沈浸星自然心知肚明岳母的心思,对着蒋氏挤眉弄眼,满桌氛围愈发热闹温馨。
灵儿静静坐在席间,看着眼前阖家欢睦的模样,在心底默默对着逝去的爷爷轻声呢喃。
爷爷,我不怕了。
我再也不是孤身一人、无依无靠的野孩子了。
我有家了,有疼爱我的家人了。
往后的路,我有人陪,有人护,有人撑腰……
饭后,丫鬟端上一壶消食清茶。
蒋氏满心牵挂着怀有身孕的时蕴,全程坐在一旁细细叮嘱。
从饮食到作息,方方面面贴心周到,生怕时蕴孕期辛苦。
一家人说说笑笑间,又是半个时辰过去。
窗外日头渐渐西斜,时辰来到未时末。
时幸抬眼望向窗外天色,估摸着时辰不早了,她转头对蒋氏说:
“娘,我们今日还有些事,要陪着灵儿去处理一下,就不多留了,改日我们再回家看您。
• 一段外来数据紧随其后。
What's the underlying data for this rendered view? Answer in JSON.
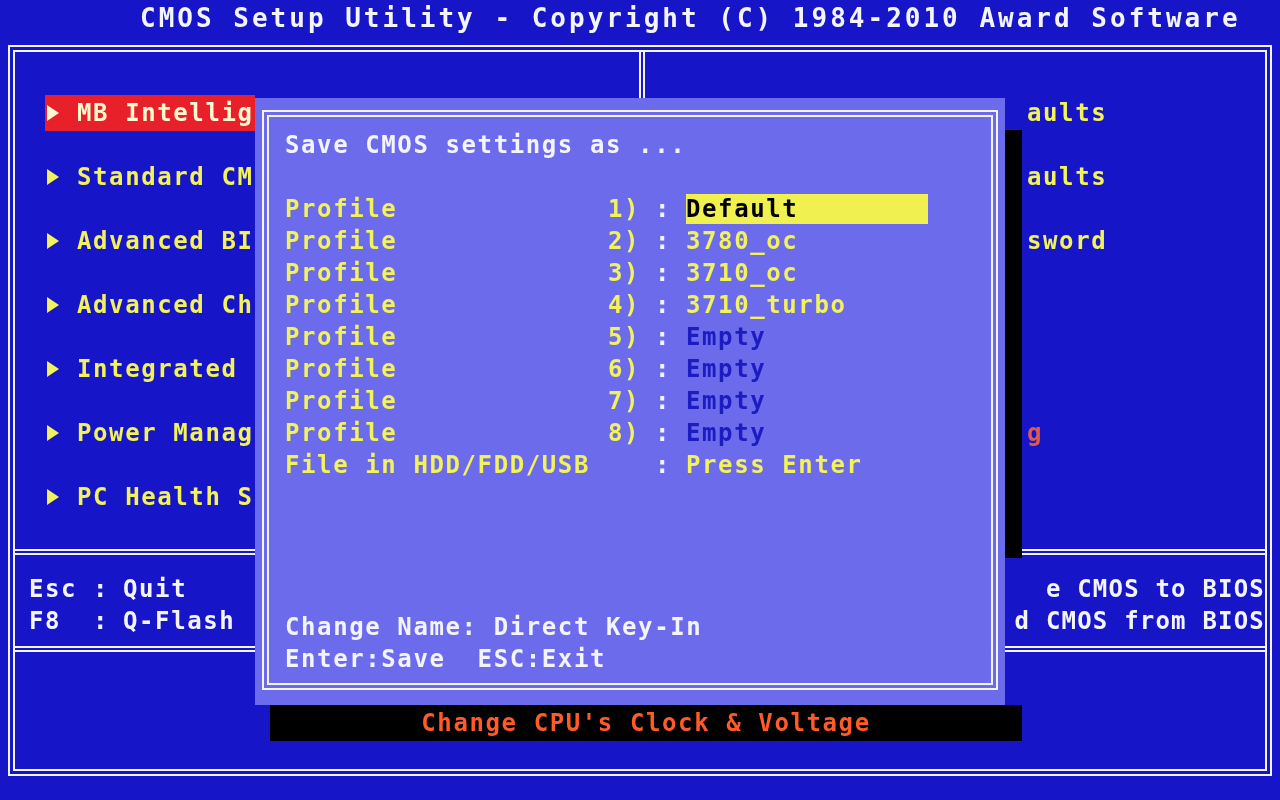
{
  "title": "CMOS Setup Utility - Copyright (C) 1984-2010 Award Software",
  "left_menu": [
    {
      "label": "MB Intellig",
      "selected": true
    },
    {
      "label": "Standard CM",
      "selected": false
    },
    {
      "label": "Advanced BI",
      "selected": false
    },
    {
      "label": "Advanced Ch",
      "selected": false
    },
    {
      "label": "Integrated",
      "selected": false
    },
    {
      "label": "Power Manag",
      "selected": false
    },
    {
      "label": "PC Health S",
      "selected": false
    }
  ],
  "right_menu": [
    {
      "label": "aults",
      "color": "#f2f25a"
    },
    {
      "label": "aults",
      "color": "#f2f25a"
    },
    {
      "label": "sword",
      "color": "#f2f25a"
    },
    {
      "label": "g",
      "color": "#e05a4a"
    }
  ],
  "help_left": [
    {
      "key": "Esc",
      "action": "Quit"
    },
    {
      "key": "F8",
      "action": "Q-Flash"
    }
  ],
  "help_right": [
    "e CMOS to BIOS",
    "d CMOS from BIOS"
  ],
  "status": "Change CPU's Clock & Voltage",
  "dialog": {
    "title": "Save CMOS settings as ...",
    "rows": [
      {
        "label": "Profile",
        "number": "1)",
        "value": "Default",
        "selected": true,
        "empty": false
      },
      {
        "label": "Profile",
        "number": "2)",
        "value": "3780_oc",
        "selected": false,
        "empty": false
      },
      {
        "label": "Profile",
        "number": "3)",
        "value": "3710_oc",
        "selected": false,
        "empty": false
      },
      {
        "label": "Profile",
        "number": "4)",
        "value": "3710_turbo",
        "selected": false,
        "empty": false
      },
      {
        "label": "Profile",
        "number": "5)",
        "value": "Empty",
        "selected": false,
        "empty": true
      },
      {
        "label": "Profile",
        "number": "6)",
        "value": "Empty",
        "selected": false,
        "empty": true
      },
      {
        "label": "Profile",
        "number": "7)",
        "value": "Empty",
        "selected": false,
        "empty": true
      },
      {
        "label": "Profile",
        "number": "8)",
        "value": "Empty",
        "selected": false,
        "empty": true
      },
      {
        "label": "File in HDD/FDD/USB",
        "value": "Press Enter",
        "selected": false,
        "empty": false
      }
    ],
    "separator": ":",
    "footer": [
      "Change Name: Direct Key-In",
      "Enter:Save  ESC:Exit"
    ]
  }
}
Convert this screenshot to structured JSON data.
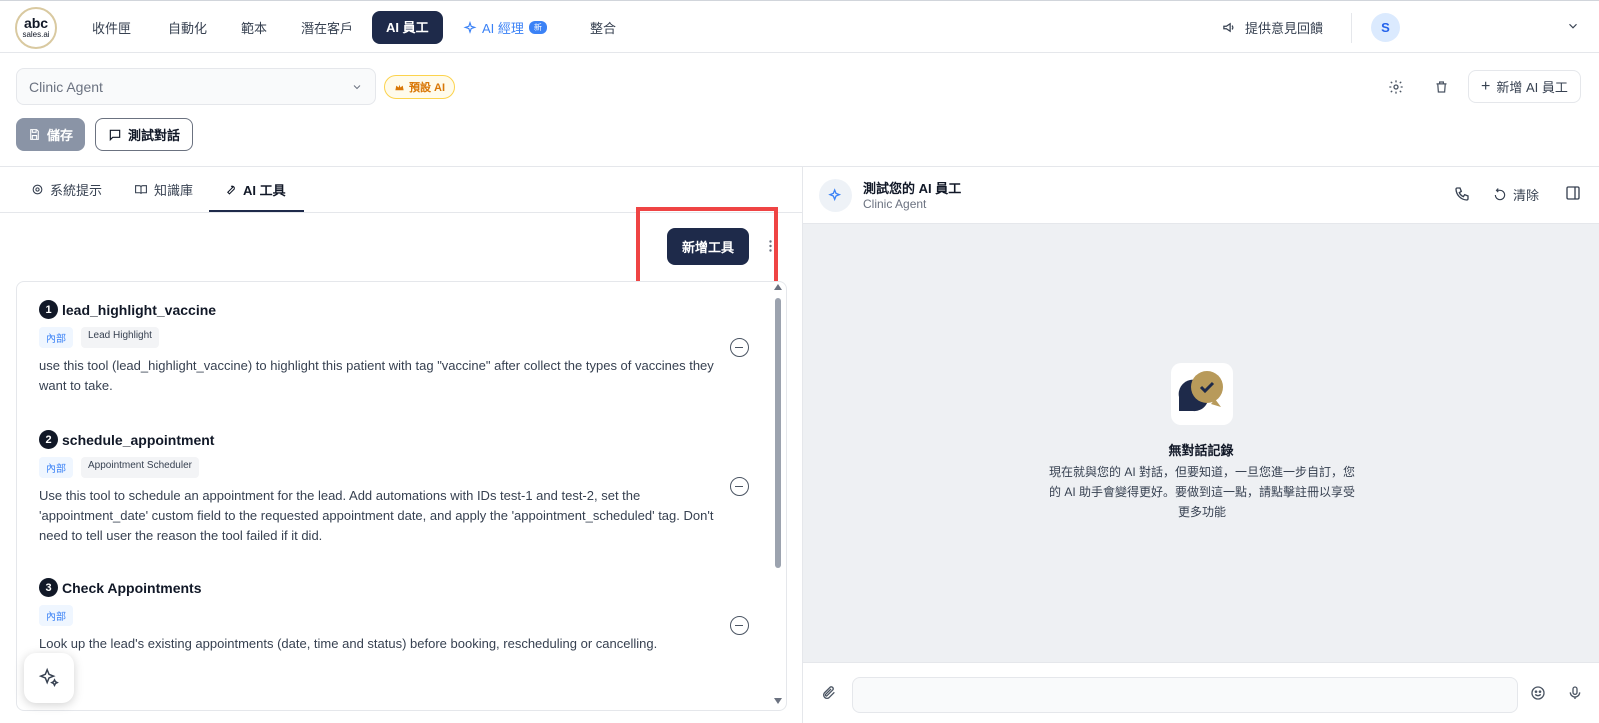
{
  "logo": {
    "line1": "abc",
    "line2": "sales.ai"
  },
  "nav": {
    "items": [
      "收件匣",
      "自動化",
      "範本",
      "潛在客戶",
      "AI 員工",
      "AI 經理",
      "整合"
    ],
    "new_badge": "新",
    "feedback": "提供意見回饋",
    "avatar": "S"
  },
  "agent": {
    "selected": "Clinic Agent",
    "default_badge": "預設 AI",
    "new_agent": "新增 AI 員工",
    "save": "儲存",
    "test_chat": "測試對話"
  },
  "tabs": [
    "系統提示",
    "知識庫",
    "AI 工具"
  ],
  "add_tool": "新增工具",
  "tools": [
    {
      "num": "1",
      "name": "lead_highlight_vaccine",
      "tag_type": "內部",
      "tag": "Lead Highlight",
      "desc": "use this tool (lead_highlight_vaccine) to highlight this patient with tag \"vaccine\" after collect the types of vaccines they want to take."
    },
    {
      "num": "2",
      "name": "schedule_appointment",
      "tag_type": "內部",
      "tag": "Appointment Scheduler",
      "desc": "Use this tool to schedule an appointment for the lead. Add automations with IDs test-1 and test-2, set the 'appointment_date' custom field to the requested appointment date, and apply the 'appointment_scheduled' tag. Don't need to tell user the reason the tool failed if it did."
    },
    {
      "num": "3",
      "name": "Check Appointments",
      "tag_type": "內部",
      "tag": "",
      "desc": "Look up the lead's existing appointments (date, time and status) before booking, rescheduling or cancelling."
    }
  ],
  "chat": {
    "title": "測試您的 AI 員工",
    "subtitle": "Clinic Agent",
    "clear": "清除",
    "empty_title": "無對話記錄",
    "empty_text": "現在就與您的 AI 對話，但要知道，一旦您進一步自訂，您的 AI 助手會變得更好。要做到這一點，請點擊註冊以享受更多功能"
  },
  "colors": {
    "primary": "#1e2a4a",
    "accent": "#3b82f6",
    "highlight": "#ef4444",
    "gold": "#b89a5a"
  }
}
”
蒋氏闻言也不阻拦,她放下手中的茶盏,转头吩咐一旁候着的刘嬷嬷。
“嬷嬷,去把我前些日子做好的腊肠腊肉都包一下,给两位小姐带回去慢慢吃。”
刘嬷嬷应声退下。
片刻之后,便提着满满两大盒沉甸甸的吃食走了过来。
柳诗年与沈浸星很有眼力劲儿地上前,主动伸手接过沉甸甸的食盒。
一切收拾妥当,五人不再多留,坐上马车一路朝着定安王府的方向而去。
两刻钟后,五人已到达定安王府地牢,止战在前面带路,五人紧随其后。
地牢光线昏暗,安静得只能听见几人的脚步声。
关押蒟蒻的那间牢房在最里侧。
因为之前时幸特意叮嘱过,所以这间牢房不同于其他普通地牢。
里面干干净净的,不仅有木板床,还铺着厚实的干净棉被。
除了没有自由,无法随意出入之外,衣食起居、日常温饱一应俱全。
沉闷的脚步声由远及近,清晰地传进牢房之中。
原本安安静静闭目养神的蒟蒻,猛地抬头。
当她的视线穿过牢门,直直落在人群最前方的灵儿身上时。
她整个人瞬间僵在原地,浑身气血仿佛凝滞了一般。
像。
太像了。
眉眼轮廓,甚至眼底那干净的气质,都像到了极致。
蒟蒻恍惚间好像重新回到了小时候,重回到了当年跟爹娘一起居住的小屋里。
那会她还小,懵懂无知。
爹娘房里一直珍藏着一幅裱好的画像,日日擦拭,妥善保管。
爹娘无数次抱着她,对着画中人轻声叹息。